Obviously, to do a session in 30 minutes you need to set realistic goals, and you need to orient the patient to the model (especially if they've had previous psychotherapy). The format is better suited to fairly structured, agenda-driven approaches such as CBT and behavioral health interventions. Homework is essential, though it can feel more like coaching on home-based work at times.
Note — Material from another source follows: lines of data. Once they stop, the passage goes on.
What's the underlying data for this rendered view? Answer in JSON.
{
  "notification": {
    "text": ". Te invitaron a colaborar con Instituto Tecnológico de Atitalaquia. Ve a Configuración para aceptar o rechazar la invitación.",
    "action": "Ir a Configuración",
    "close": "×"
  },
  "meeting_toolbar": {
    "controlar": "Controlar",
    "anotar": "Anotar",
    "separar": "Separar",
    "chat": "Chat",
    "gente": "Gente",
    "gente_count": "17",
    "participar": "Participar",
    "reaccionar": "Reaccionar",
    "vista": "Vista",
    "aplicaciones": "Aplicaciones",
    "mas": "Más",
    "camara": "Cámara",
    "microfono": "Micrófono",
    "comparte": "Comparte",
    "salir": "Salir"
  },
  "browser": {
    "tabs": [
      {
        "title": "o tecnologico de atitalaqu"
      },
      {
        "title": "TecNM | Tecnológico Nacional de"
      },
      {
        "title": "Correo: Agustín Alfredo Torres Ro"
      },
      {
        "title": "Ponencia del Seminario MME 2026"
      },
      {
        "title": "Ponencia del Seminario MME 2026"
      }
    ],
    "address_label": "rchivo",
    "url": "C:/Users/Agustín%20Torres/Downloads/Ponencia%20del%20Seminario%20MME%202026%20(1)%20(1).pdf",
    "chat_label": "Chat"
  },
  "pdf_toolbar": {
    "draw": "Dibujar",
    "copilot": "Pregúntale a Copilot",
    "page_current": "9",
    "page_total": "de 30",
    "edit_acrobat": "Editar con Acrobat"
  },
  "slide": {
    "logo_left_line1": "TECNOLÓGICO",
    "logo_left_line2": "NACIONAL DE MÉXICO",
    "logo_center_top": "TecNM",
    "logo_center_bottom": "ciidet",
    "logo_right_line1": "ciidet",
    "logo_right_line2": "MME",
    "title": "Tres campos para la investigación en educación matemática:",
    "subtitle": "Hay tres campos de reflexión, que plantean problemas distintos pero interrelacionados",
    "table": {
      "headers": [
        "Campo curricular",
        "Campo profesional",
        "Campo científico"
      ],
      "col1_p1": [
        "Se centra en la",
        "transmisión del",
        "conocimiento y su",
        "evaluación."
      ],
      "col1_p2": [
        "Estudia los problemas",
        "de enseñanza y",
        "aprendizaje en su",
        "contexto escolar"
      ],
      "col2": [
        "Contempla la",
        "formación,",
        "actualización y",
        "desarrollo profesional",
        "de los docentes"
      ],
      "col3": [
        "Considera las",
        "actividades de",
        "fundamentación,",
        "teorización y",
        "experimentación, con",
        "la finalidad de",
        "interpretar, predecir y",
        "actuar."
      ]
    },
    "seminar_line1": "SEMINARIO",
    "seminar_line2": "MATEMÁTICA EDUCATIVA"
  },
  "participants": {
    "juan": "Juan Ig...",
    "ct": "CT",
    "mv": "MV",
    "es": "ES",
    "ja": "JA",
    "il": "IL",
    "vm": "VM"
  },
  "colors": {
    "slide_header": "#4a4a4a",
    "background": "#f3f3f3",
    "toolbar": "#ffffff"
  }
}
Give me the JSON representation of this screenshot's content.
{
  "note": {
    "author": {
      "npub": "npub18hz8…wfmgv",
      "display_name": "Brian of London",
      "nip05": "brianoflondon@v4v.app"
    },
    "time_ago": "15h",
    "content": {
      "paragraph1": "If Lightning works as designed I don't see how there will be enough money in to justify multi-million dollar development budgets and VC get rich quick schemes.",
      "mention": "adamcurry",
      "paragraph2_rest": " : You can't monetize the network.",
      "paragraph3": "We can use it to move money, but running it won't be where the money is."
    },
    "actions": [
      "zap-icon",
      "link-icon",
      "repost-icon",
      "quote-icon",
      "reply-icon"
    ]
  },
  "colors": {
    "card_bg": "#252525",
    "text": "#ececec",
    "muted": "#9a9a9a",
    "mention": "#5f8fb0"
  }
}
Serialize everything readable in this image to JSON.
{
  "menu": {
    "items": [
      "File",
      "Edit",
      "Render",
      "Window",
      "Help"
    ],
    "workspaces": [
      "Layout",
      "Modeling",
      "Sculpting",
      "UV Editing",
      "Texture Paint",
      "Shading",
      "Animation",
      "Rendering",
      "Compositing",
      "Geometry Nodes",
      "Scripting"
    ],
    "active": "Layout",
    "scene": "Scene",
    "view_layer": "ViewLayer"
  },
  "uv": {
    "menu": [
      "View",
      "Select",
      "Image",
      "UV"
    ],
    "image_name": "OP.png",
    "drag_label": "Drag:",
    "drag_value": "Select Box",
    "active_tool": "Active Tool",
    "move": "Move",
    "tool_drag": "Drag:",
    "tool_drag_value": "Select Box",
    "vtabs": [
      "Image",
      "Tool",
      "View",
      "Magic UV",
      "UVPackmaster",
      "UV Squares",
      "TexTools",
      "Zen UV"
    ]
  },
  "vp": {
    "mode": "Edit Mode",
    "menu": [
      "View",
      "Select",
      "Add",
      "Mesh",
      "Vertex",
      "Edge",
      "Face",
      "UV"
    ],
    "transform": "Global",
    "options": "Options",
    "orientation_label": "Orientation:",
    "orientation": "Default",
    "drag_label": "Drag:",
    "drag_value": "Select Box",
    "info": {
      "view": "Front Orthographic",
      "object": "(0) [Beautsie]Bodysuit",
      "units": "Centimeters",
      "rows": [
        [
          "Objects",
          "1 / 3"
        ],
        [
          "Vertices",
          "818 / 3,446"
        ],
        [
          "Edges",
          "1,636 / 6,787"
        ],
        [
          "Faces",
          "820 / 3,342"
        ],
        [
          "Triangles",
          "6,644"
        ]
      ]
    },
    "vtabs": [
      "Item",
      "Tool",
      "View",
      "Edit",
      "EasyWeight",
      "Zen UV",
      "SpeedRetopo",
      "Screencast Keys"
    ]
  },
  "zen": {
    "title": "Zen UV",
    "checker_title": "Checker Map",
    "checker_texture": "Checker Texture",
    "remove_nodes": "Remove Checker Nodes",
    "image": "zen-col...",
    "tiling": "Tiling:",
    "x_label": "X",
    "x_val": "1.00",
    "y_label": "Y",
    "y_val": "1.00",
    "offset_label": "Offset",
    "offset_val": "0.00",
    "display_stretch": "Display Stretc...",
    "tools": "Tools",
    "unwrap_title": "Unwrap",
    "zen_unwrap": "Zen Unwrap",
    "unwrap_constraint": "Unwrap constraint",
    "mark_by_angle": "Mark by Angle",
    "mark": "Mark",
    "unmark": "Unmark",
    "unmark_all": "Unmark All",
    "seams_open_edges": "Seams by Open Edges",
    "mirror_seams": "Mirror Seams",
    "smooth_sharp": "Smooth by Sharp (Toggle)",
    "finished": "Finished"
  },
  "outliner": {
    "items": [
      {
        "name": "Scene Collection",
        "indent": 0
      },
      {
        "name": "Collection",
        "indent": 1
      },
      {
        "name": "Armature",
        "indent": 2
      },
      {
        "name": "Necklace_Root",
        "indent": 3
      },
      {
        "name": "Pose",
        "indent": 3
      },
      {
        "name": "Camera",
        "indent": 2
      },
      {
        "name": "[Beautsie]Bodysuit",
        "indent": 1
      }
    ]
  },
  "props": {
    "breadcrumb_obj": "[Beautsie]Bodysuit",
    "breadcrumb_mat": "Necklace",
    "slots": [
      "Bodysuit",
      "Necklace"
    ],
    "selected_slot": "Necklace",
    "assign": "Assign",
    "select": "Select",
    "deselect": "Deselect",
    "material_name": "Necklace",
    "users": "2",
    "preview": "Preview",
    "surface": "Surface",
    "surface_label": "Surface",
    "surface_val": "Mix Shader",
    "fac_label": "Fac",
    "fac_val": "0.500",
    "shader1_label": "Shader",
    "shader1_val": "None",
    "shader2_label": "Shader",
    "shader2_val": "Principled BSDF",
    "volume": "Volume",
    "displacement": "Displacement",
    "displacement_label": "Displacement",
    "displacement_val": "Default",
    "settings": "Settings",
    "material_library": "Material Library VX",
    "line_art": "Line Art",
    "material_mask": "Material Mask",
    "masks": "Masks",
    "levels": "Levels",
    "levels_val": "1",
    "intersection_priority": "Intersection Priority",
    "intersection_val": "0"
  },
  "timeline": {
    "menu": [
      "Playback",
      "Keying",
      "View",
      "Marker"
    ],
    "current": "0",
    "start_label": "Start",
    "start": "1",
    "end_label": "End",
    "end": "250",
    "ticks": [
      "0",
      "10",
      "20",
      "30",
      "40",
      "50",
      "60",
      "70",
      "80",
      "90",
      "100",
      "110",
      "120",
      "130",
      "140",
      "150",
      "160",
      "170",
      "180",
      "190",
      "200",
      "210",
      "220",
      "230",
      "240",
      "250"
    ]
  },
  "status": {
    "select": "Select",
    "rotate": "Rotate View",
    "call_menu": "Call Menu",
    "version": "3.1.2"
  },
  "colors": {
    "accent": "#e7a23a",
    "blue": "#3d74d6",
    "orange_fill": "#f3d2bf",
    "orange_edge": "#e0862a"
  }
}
I think it's possible to streamline sessions without sacrificing rapport, though for many patients I would still opt for more conventional session lengths.
 
The intake in primary care is not really an intake as you may typically think of one, and if you cant let that go, it's likely to be a problem.

My "intakes" are also half hour and really capture a present, and functionally oriented, presenting concern. I do psych history, screen for psychotic symptoms/hx, the relevant psychosocial concerns to the case, mental status, and treatment plan discussion. Usually easily done in 30 minutes if you can reign in an tangents that patient may start to go on. This should not really be thought of as diagnostic eval, although one should of course be able to narrow down what they are likley looking at, as well as rule-outs.
 
The intake in primary care is not really an intake as you may typically think of one, and if you cant let that go, it's likely to be a problem.

My "intakes" are also half hour and really capture a present, and functionally oriented, presenting concern. I do psych history, screen for psychotic symptoms/hx, the relevant psychosocial concerns to the case, mental status, and treatment plan discussion. Usually easily done in 30 minutes if you can reign in an tangents that patient may start to go on. This should not really be thought of as diagnostic eval, although one should of course be able to narrow down what they are likley looking at, as well as rule-outs.

I agree, the intake in primary care needs to be brief. If your first contact with a patient is a warm handoff though, that encounter (imo) needs to be 10-15 min ideally. That's with the goal of giving them something behaviorally based they can try, and if it doesnt work out, then they're coming back to see you, not the PCP for the next visit. In my experience (as a student, pre-licensure) this was the case, and they would come back after that visit for a 30 minute session. Note that I'm yet to do this as a stand alone, licensed psychologist integrated into primary care.